Sade en Provence – Les appétits d’un seigneur libertin et gourmand

Deux cents ans après le massacre des Vaudois, le Divin Marquis, dans une violente diatribe, traita les parlementaires d’Aix-en-Provence de frénétiques et de tigres enragés, et leur jeta à la figure :

« L’horreur publique qu’inspirèrent vos exécrations de Mérindol et de Cabrières n’est pas encore éteinte dans les cœurs. »

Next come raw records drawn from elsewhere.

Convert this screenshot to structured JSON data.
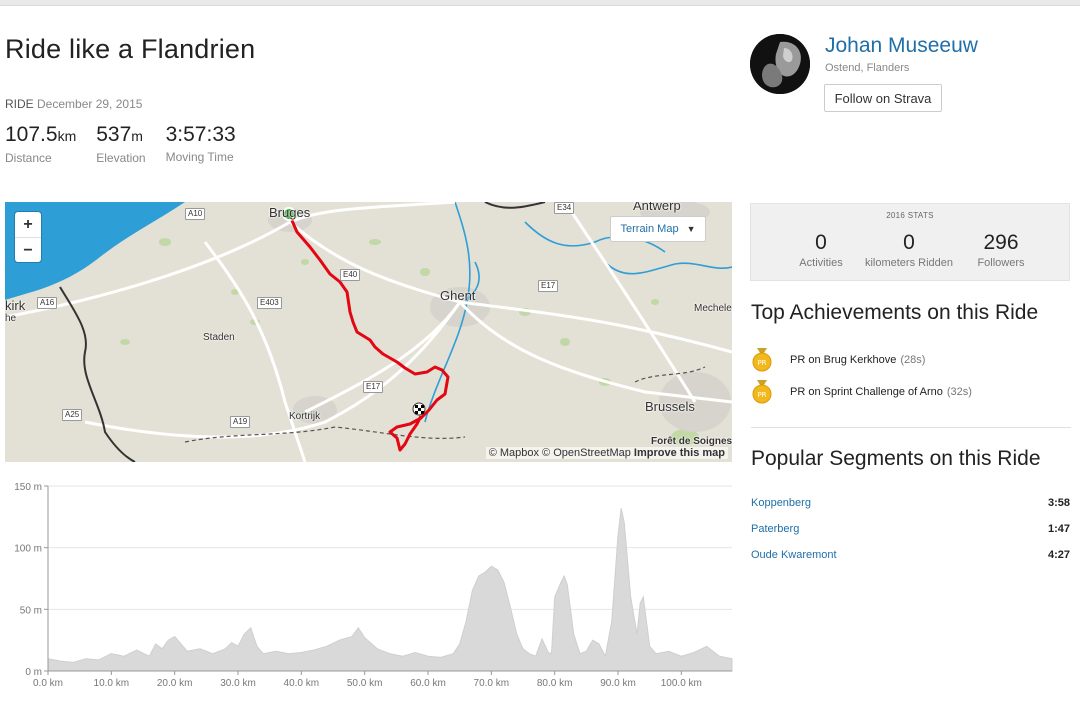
{
  "activity": {
    "title": "Ride like a Flandrien",
    "type": "RIDE",
    "date": "December 29, 2015",
    "stats": [
      {
        "value": "107.5",
        "unit": "km",
        "label": "Distance"
      },
      {
        "value": "537",
        "unit": "m",
        "label": "Elevation"
      },
      {
        "value": "3:57:33",
        "unit": "",
        "label": "Moving Time"
      }
    ]
  },
  "athlete": {
    "name": "Johan Museeuw",
    "location": "Ostend, Flanders",
    "follow_label": "Follow on Strava"
  },
  "map": {
    "zoom_in": "+",
    "zoom_out": "−",
    "layer_button": "Terrain Map",
    "attribution": "© Mapbox © OpenStreetMap",
    "improve": "Improve this map",
    "labels": {
      "bruges": "Bruges",
      "antwerp": "Antwerp",
      "ghent": "Ghent",
      "staden": "Staden",
      "kortrijk": "Kortrijk",
      "brussels": "Brussels",
      "mechelen": "Mechele",
      "kirk": "kirk",
      "he": "he",
      "foret": "Forêt de Soignes"
    },
    "roads": [
      "A10",
      "E34",
      "E40",
      "E17",
      "E403",
      "A16",
      "E17",
      "A19",
      "A25"
    ],
    "colors": {
      "water": "#2e9ed6",
      "land": "#e3e0d5",
      "route": "#e30613",
      "start": "#1ea01e"
    }
  },
  "chart_data": {
    "type": "area",
    "title": "",
    "xlabel": "",
    "ylabel": "",
    "xlim": [
      0,
      108
    ],
    "ylim": [
      0,
      150
    ],
    "x_ticks": [
      "0.0 km",
      "10.0 km",
      "20.0 km",
      "30.0 km",
      "40.0 km",
      "50.0 km",
      "60.0 km",
      "70.0 km",
      "80.0 km",
      "90.0 km",
      "100.0 km"
    ],
    "y_ticks": [
      "150 m",
      "100 m",
      "50 m",
      "0 m"
    ],
    "series": [
      {
        "x": [
          0,
          2,
          4,
          6,
          8,
          10,
          12,
          14,
          16,
          17,
          18,
          19,
          20,
          21,
          22,
          24,
          26,
          28,
          29,
          30,
          31,
          32,
          33,
          34,
          36,
          38,
          40,
          42,
          44,
          46,
          48,
          49,
          50,
          52,
          54,
          56,
          58,
          60,
          62,
          64,
          65,
          66,
          67,
          68,
          69,
          70,
          71,
          72,
          73,
          74,
          75,
          76,
          77,
          78,
          79,
          79.5,
          80,
          81,
          81.5,
          82,
          83,
          84,
          85,
          86,
          87,
          88,
          89,
          90,
          90.5,
          91,
          92,
          93,
          93.5,
          94,
          95,
          96,
          98,
          100,
          102,
          104,
          106,
          108
        ],
        "y": [
          10,
          8,
          7,
          10,
          9,
          14,
          12,
          17,
          12,
          22,
          18,
          25,
          28,
          22,
          16,
          18,
          14,
          18,
          23,
          20,
          30,
          35,
          20,
          14,
          16,
          14,
          15,
          17,
          20,
          25,
          28,
          35,
          27,
          18,
          14,
          12,
          15,
          12,
          11,
          14,
          22,
          40,
          65,
          77,
          80,
          85,
          82,
          72,
          52,
          30,
          18,
          14,
          12,
          26,
          15,
          14,
          60,
          72,
          77,
          70,
          30,
          14,
          16,
          25,
          22,
          12,
          40,
          110,
          132,
          120,
          60,
          30,
          55,
          60,
          20,
          14,
          16,
          12,
          15,
          20,
          12,
          10
        ]
      }
    ]
  },
  "side": {
    "stats_header": "2016 STATS",
    "stats": [
      {
        "value": "0",
        "label": "Activities"
      },
      {
        "value": "0",
        "label": "kilometers Ridden"
      },
      {
        "value": "296",
        "label": "Followers"
      }
    ],
    "achievements_title": "Top Achievements on this Ride",
    "achievements": [
      {
        "medal": "PR",
        "text": "PR on Brug Kerkhove",
        "time": "(28s)"
      },
      {
        "medal": "PR",
        "text": "PR on Sprint Challenge of Arno",
        "time": "(32s)"
      }
    ],
    "segments_title": "Popular Segments on this Ride",
    "segments": [
      {
        "name": "Koppenberg",
        "time": "3:58"
      },
      {
        "name": "Paterberg",
        "time": "1:47"
      },
      {
        "name": "Oude Kwaremont",
        "time": "4:27"
      }
    ]
  }
}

Toutefois, cet humaniste n’oubliera point, à son arrivée à Lacoste, de se faire rendre hommage par les deux consuls et les quatre délégués de son fief. Contradiction aussi chez Sade quand, en pleine Révolution, il confessa :

« J’adore le Roi mais je déteste les anciens abus ; j’aime une infinité d’articles de la Constitution, d’autres me révoltent ; je ne veux point d’Assemblée Nationale mais deux Chambres comme en Angleterre »,

ce qui ne l’empêcha pas d’écrire dans « La philosophie dans un boudoir » son fameux manifeste, « Français encore un effort si vous voulez être républicain », dans lequel il affirma :

« Français, je vous le répète, l’Europe attend de vous d’être délivrée du sceptre et de l’encensoir. »

Tel était Donatien-Alphonse-François, le D.A.F. de la critique littéraire, qui préférait se faire appeler en Provence Louis-Aldonse-Donatien.

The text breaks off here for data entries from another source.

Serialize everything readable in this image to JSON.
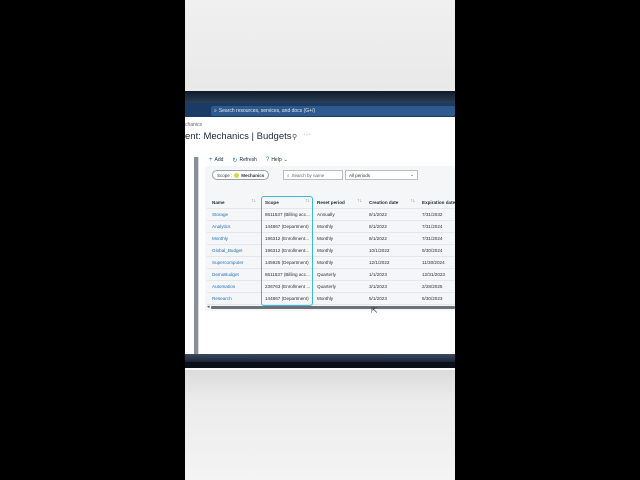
{
  "search": {
    "placeholder": "Search resources, services, and docs (G+/)"
  },
  "breadcrumb": "chanics",
  "page": {
    "title": "ent: Mechanics | Budgets"
  },
  "toolbar": {
    "add": "Add",
    "refresh": "Refresh",
    "help": "Help"
  },
  "filters": {
    "scope_label": "Scope :",
    "scope_value": "Mechanics",
    "search_placeholder": "Search by name",
    "period_value": "All periods"
  },
  "table": {
    "columns": [
      "Name",
      "Scope",
      "Reset period",
      "Creation date",
      "Expiration date"
    ],
    "rows": [
      [
        "Storage",
        "8611537 (Billing acc...",
        "Annually",
        "8/1/2022",
        "7/31/2032"
      ],
      [
        "Analytics",
        "144867 (Department)",
        "Monthly",
        "8/1/2022",
        "7/31/2024"
      ],
      [
        "Monthly",
        "196312 (Enrollment...",
        "Monthly",
        "8/1/2022",
        "7/31/2024"
      ],
      [
        "Global_Budget",
        "196312 (Enrollment...",
        "Monthly",
        "10/1/2022",
        "9/30/2024"
      ],
      [
        "Supercomputer",
        "145925 (Department)",
        "Monthly",
        "12/1/2022",
        "11/30/2024"
      ],
      [
        "DemoBudget",
        "8611537 (Billing acc...",
        "Quarterly",
        "1/1/2023",
        "12/31/2023"
      ],
      [
        "Automation",
        "236763 (Enrollment ...",
        "Quarterly",
        "3/1/2023",
        "2/28/2025"
      ],
      [
        "Research",
        "144867 (Department)",
        "Monthly",
        "5/1/2023",
        "6/30/2023"
      ]
    ]
  },
  "icons": {
    "search": "search-icon",
    "pin": "pin-icon",
    "more": "more-icon",
    "add": "plus-icon",
    "refresh": "refresh-icon",
    "help": "help-icon",
    "chevron": "chevron-down-icon"
  },
  "colors": {
    "header": "#1a3b66",
    "link": "#1f6fb8",
    "highlight": "#3fb8d8"
  }
}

Énigmatique Marquis de Sade dont la vie aurait pu être toute différente s’il avait épousé son prime amour de jeunesse, la délurée Laure de Lauris-Castellane, héritière d’une vieille famille du Luberon. On le maria, contre son gré, le 17 mai 1763, à Renée-Pélagie Cordier de Launay, fille aînée du Président de Montreuil. Deux ans plus tard, lors de son premier long séjour à Lacoste, Moussu lou Marquès gagnera le sobriquet de pistachié – coureur de jupon – quand on apprendra que la jeune personne qui l’accompagnait n’était point son épouse bien-aimée mais une actrice de théâtre répondant au nom de la Beauvoisin.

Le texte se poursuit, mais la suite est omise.